When we slow ourselves down to just read the words of the song, we engage in an activity of critical thinking. Singing is an activity of expression. Our expression changes the deeper we embody the words we are singing.
I love this song. The verses captivate me. The truth of the Gospel is captivating. It’s really incredible that I never tire reflecting upon the mystery of Christ. Read these verses again.
I’m forgiven… because you were forsaken.
I’m accepted… you were condemned.
Our Messiah is worthy of our undivided worship. He is worthy of our unrelenting devotion and praise. In our personal and corporate worship may we be immersed in body, mind, soul, and spirit. May we adore our Messiah with our heart, soul, mind and strength. May we be engaged and present. Our Messiah is with us.

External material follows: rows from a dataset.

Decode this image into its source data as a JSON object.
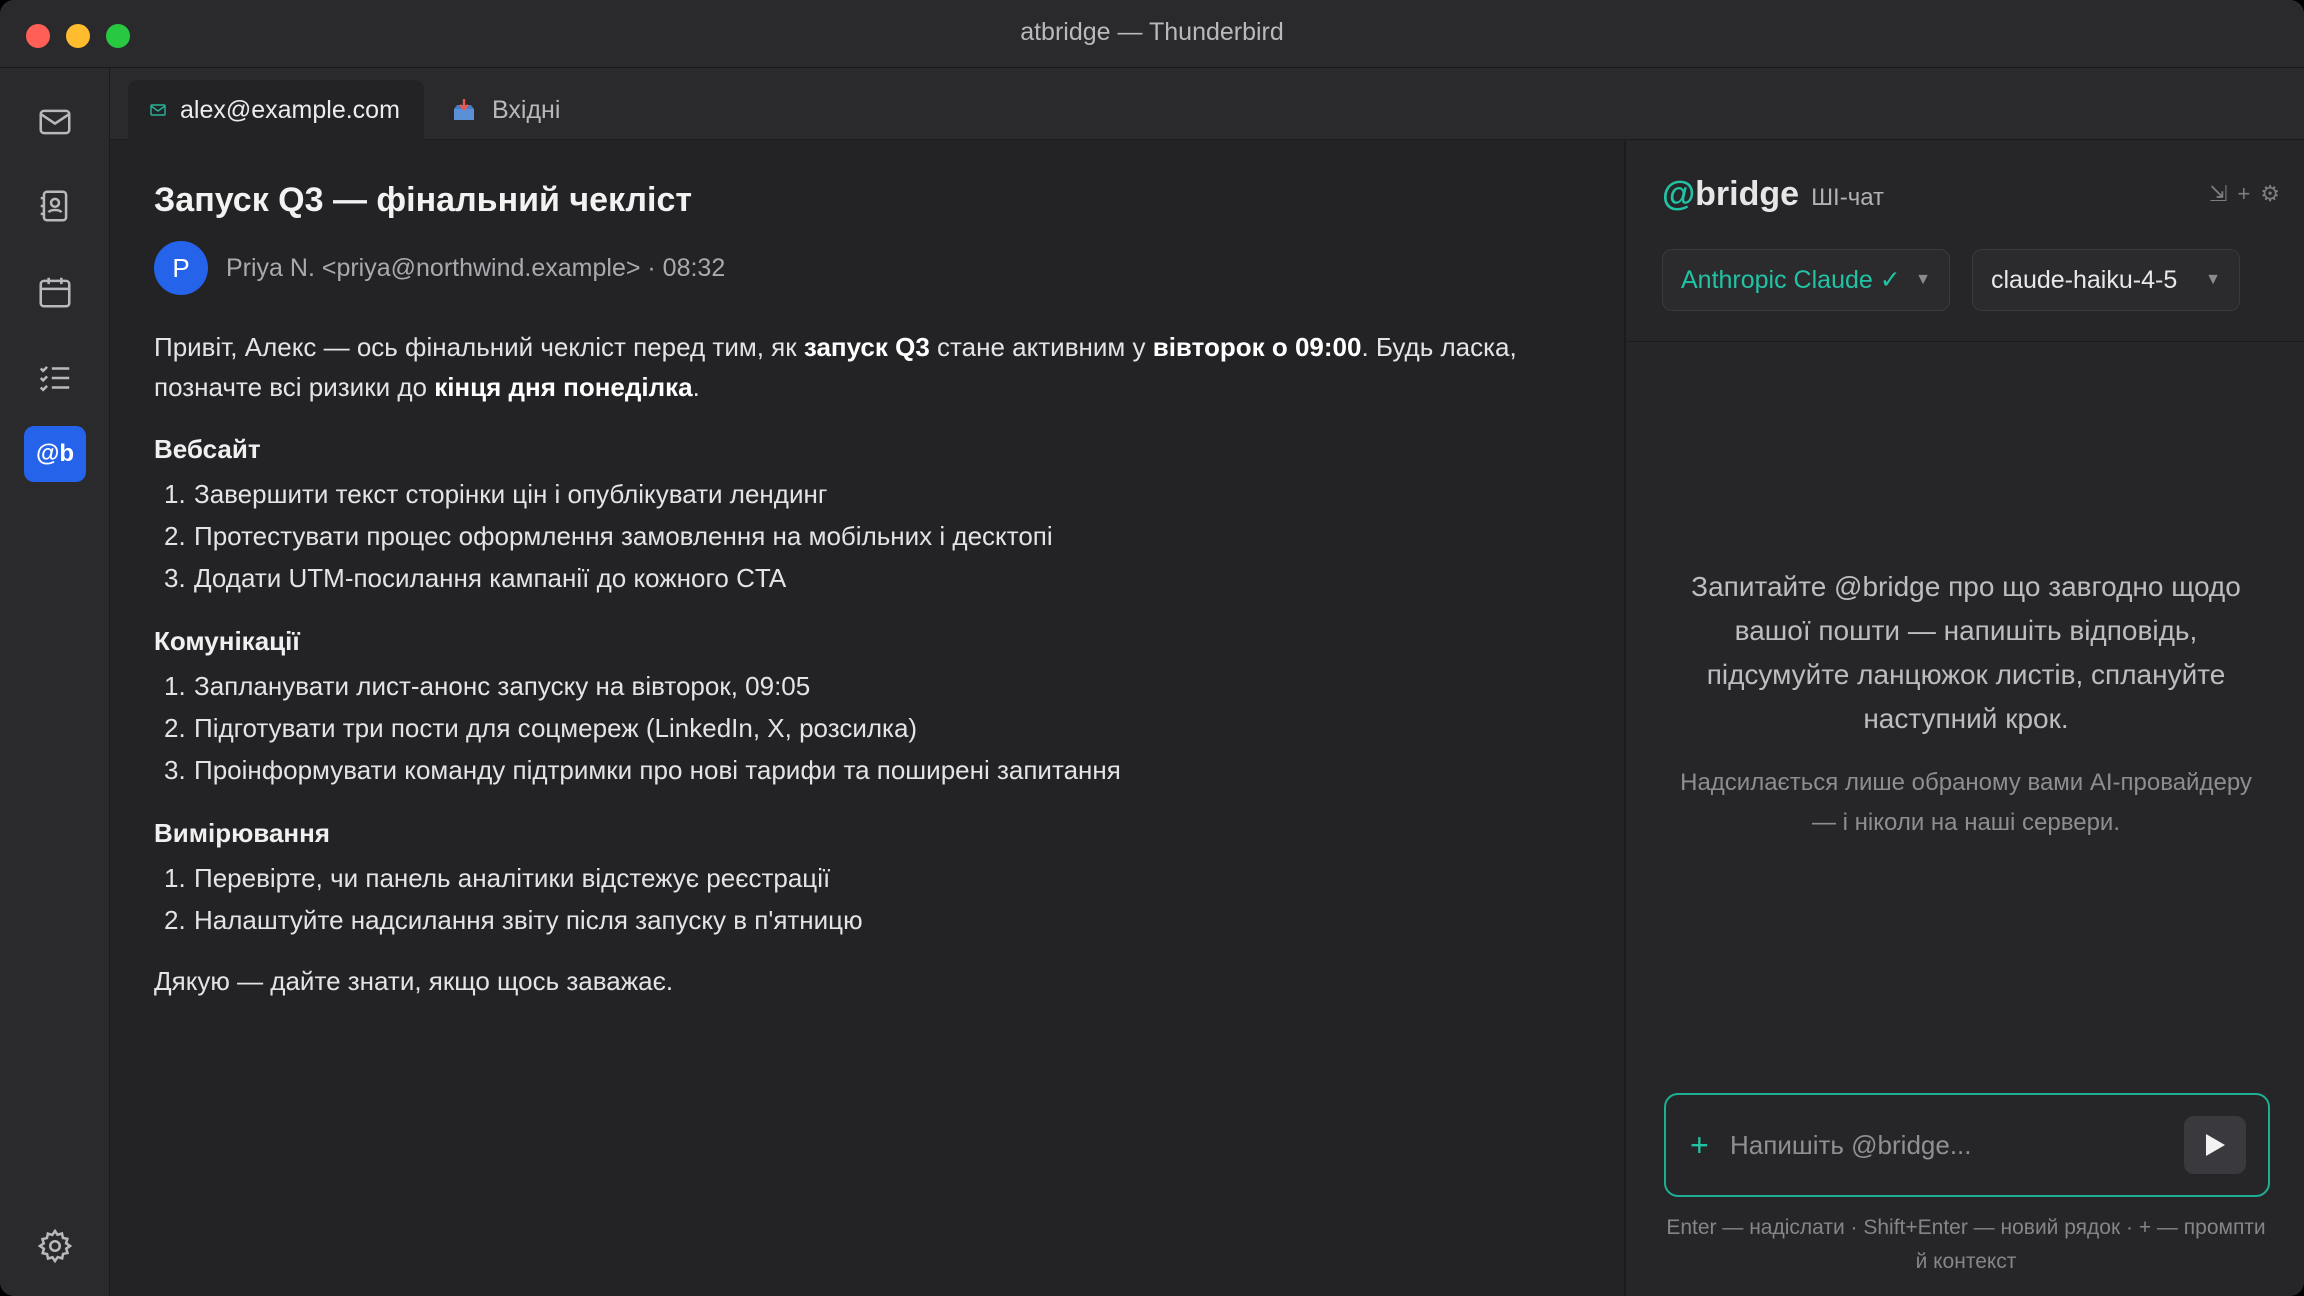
{
  "window": {
    "title": "atbridge — Thunderbird"
  },
  "tabs": [
    {
      "label": "alex@example.com",
      "icon": "mail-icon"
    },
    {
      "label": "Вхідні",
      "icon": "inbox-icon"
    }
  ],
  "rail": {
    "items": [
      "mail-icon",
      "address-book-icon",
      "calendar-icon",
      "tasks-icon",
      "atbridge-icon"
    ],
    "atbridge_label": "@b",
    "settings": "gear-icon"
  },
  "email": {
    "subject": "Запуск Q3 — фінальний чекліст",
    "avatar_letter": "P",
    "sender": "Priya N. <priya@northwind.example> · 08:32",
    "intro": {
      "t1": "Привіт, Алекс — ось фінальний чекліст перед тим, як ",
      "b1": "запуск Q3",
      "t2": " стане активним у ",
      "b2": "вівторок о 09:00",
      "t3": ". Будь ласка, позначте всі ризики до ",
      "b3": "кінця дня понеділка",
      "t4": "."
    },
    "sections": [
      {
        "title": "Вебсайт",
        "items": [
          "Завершити текст сторінки цін і опублікувати лендинг",
          "Протестувати процес оформлення замовлення на мобільних і десктопі",
          "Додати UTM-посилання кампанії до кожного CTA"
        ]
      },
      {
        "title": "Комунікації",
        "items": [
          "Запланувати лист-анонс запуску на вівторок, 09:05",
          "Підготувати три пости для соцмереж (LinkedIn, X, розсилка)",
          "Проінформувати команду підтримки про нові тарифи та поширені запитання"
        ]
      },
      {
        "title": "Вимірювання",
        "items": [
          "Перевірте, чи панель аналітики відстежує реєстрації",
          "Налаштуйте надсилання звіту після запуску в п'ятницю"
        ]
      }
    ],
    "closing": "Дякую — дайте знати, якщо щось заважає."
  },
  "chat": {
    "brand_at": "@",
    "brand_name": "bridge",
    "subtitle": "ШІ-чат",
    "provider": "Anthropic Claude ✓",
    "model": "claude-haiku-4-5",
    "empty_main": "Запитайте @bridge про що завгодно щодо вашої пошти — напишіть відповідь, підсумуйте ланцюжок листів, сплануйте наступний крок.",
    "empty_note": "Надсилається лише обраному вами AI-провайдеру — і ніколи на наші сервери.",
    "composer_placeholder": "Напишіть @bridge...",
    "hint": "Enter — надіслати · Shift+Enter — новий рядок · + — промпти й контекст"
  },
  "colors": {
    "accent": "#22c3a5",
    "brand_blue": "#2563eb",
    "background": "#232326"
  }
}
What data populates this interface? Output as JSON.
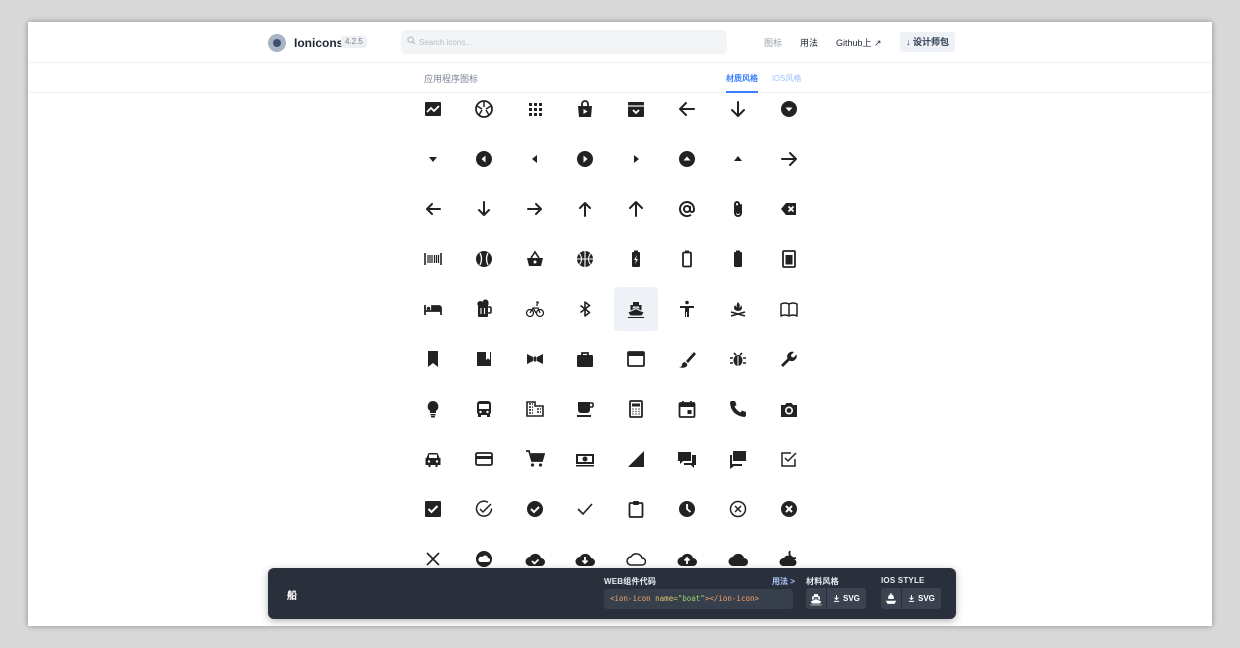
{
  "header": {
    "brand": "Ionicons",
    "version": "4.2.5",
    "search_placeholder": "Search icons...",
    "nav": [
      {
        "label": "图标",
        "active": false
      },
      {
        "label": "用法",
        "active": true
      },
      {
        "label": "Github上 ↗",
        "active": true
      }
    ],
    "designer_pack": "↓ 设计师包"
  },
  "section": {
    "title": "应用程序图标",
    "tabs": [
      {
        "label": "材质风格",
        "active": true
      },
      {
        "label": "iOS风格",
        "active": false
      }
    ]
  },
  "icons": {
    "rows": [
      [
        "analytics",
        "aperture",
        "apps",
        "appstore",
        "archive",
        "arrow-back",
        "arrow-down",
        "arrow-dropdown-circle"
      ],
      [
        "arrow-dropdown",
        "arrow-dropleft-circle",
        "arrow-dropleft",
        "arrow-dropright-circle",
        "arrow-dropright",
        "arrow-dropup-circle",
        "arrow-dropup",
        "arrow-forward"
      ],
      [
        "arrow-round-back",
        "arrow-round-down",
        "arrow-round-forward",
        "arrow-round-up",
        "arrow-up",
        "at",
        "attach",
        "backspace"
      ],
      [
        "barcode",
        "baseball",
        "basket",
        "basketball",
        "battery-charging",
        "battery-dead",
        "battery-full",
        "beaker"
      ],
      [
        "bed",
        "beer",
        "bicycle",
        "bluetooth",
        "boat",
        "body",
        "bonfire",
        "book"
      ],
      [
        "bookmark",
        "bookmarks",
        "bowtie",
        "briefcase",
        "browsers",
        "brush",
        "bug",
        "build"
      ],
      [
        "bulb",
        "bus",
        "business",
        "cafe",
        "calculator",
        "calendar",
        "call",
        "camera"
      ],
      [
        "car",
        "card",
        "cart",
        "cash",
        "cellular",
        "chatboxes",
        "chatbubbles",
        "checkbox-outline"
      ],
      [
        "checkbox",
        "checkmark-circle-outline",
        "checkmark-circle",
        "checkmark",
        "clipboard",
        "clock",
        "close-circle-outline",
        "close-circle"
      ],
      [
        "close",
        "cloud-circle",
        "cloud-done",
        "cloud-download",
        "cloud-outline",
        "cloud-upload",
        "cloud",
        "cloudy-night"
      ]
    ],
    "selected": "boat"
  },
  "bottom_panel": {
    "selected_name": "船",
    "web_component_label": "WEB组件代码",
    "usage_link": "用法 >",
    "code_tag_open": "<ion-icon",
    "code_attr": "name=",
    "code_value": "\"boat\"",
    "code_tag_close": "></ion-icon>",
    "material_label": "材料风格",
    "ios_label": "IOS STYLE",
    "svg_label": "SVG"
  }
}
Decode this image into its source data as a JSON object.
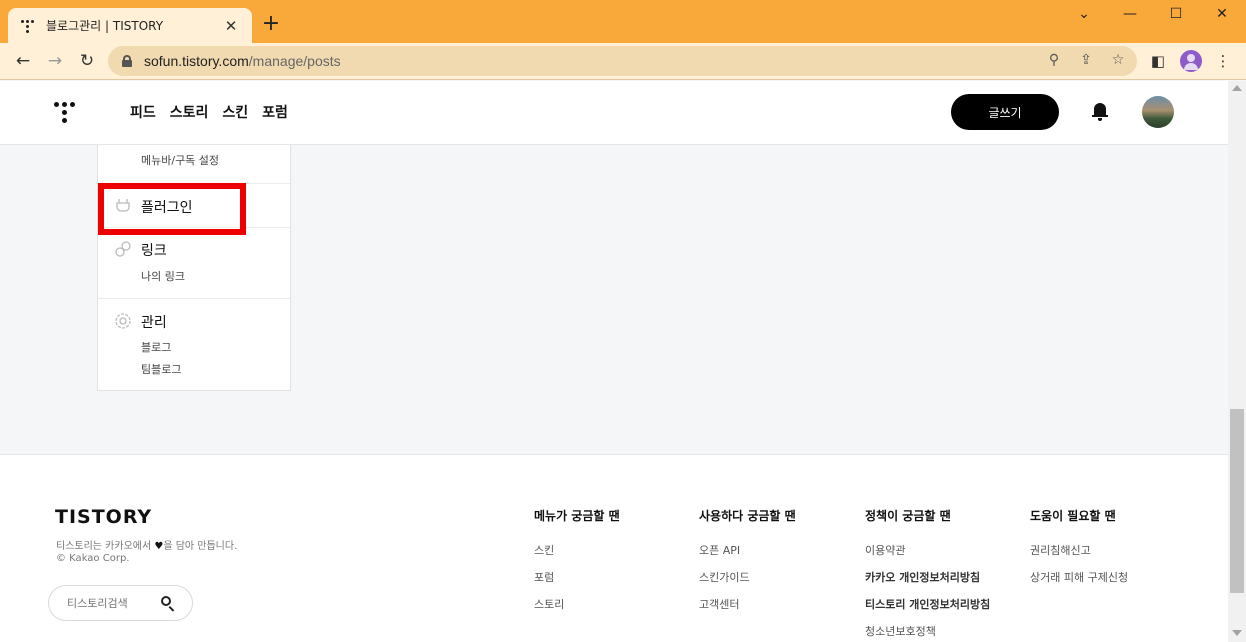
{
  "browser": {
    "tab_title": "블로그관리 | TISTORY",
    "new_tab": "+",
    "url_host": "sofun.tistory.com",
    "url_path": "/manage/posts",
    "controls": {
      "minimize": "⌄",
      "restore": "—",
      "maximize": "☐",
      "close": "✕"
    }
  },
  "header": {
    "nav": [
      "피드",
      "스토리",
      "스킨",
      "포럼"
    ],
    "write_label": "글쓰기"
  },
  "sidebar": {
    "top_sub": "메뉴바/구독 설정",
    "sections": [
      {
        "title": "플러그인",
        "subs": []
      },
      {
        "title": "링크",
        "subs": [
          "나의 링크"
        ]
      },
      {
        "title": "관리",
        "subs": [
          "블로그",
          "팀블로그"
        ]
      }
    ]
  },
  "footer": {
    "brand": "TISTORY",
    "desc_before": "티스토리는 카카오에서 ",
    "desc_after": "을 담아 만듭니다.",
    "copyright": "© Kakao Corp.",
    "search_placeholder": "티스토리검색",
    "columns": [
      {
        "title": "메뉴가 궁금할 땐",
        "links": [
          "스킨",
          "포럼",
          "스토리"
        ]
      },
      {
        "title": "사용하다 궁금할 땐",
        "links": [
          "오픈 API",
          "스킨가이드",
          "고객센터"
        ]
      },
      {
        "title": "정책이 궁금할 땐",
        "links": [
          "이용약관",
          "카카오 개인정보처리방침",
          "티스토리 개인정보처리방침",
          "청소년보호정책"
        ]
      },
      {
        "title": "도움이 필요할 땐",
        "links": [
          "권리침해신고",
          "상거래 피해 구제신청"
        ]
      }
    ]
  },
  "highlight_color": "#ef0000"
}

If we allow for our worship to become anything less than wholehearted devotion, we run the risk of falling into routine worship, God spoke through Amos to warn Israel of this very type of worship (see Amos 5:21). Christ desires our whole heart, our whole mind, our whole self. May we seek to offer it to Him in every way we can. We can do this together, church. Let's hold ourselves accountable. He is Worthy.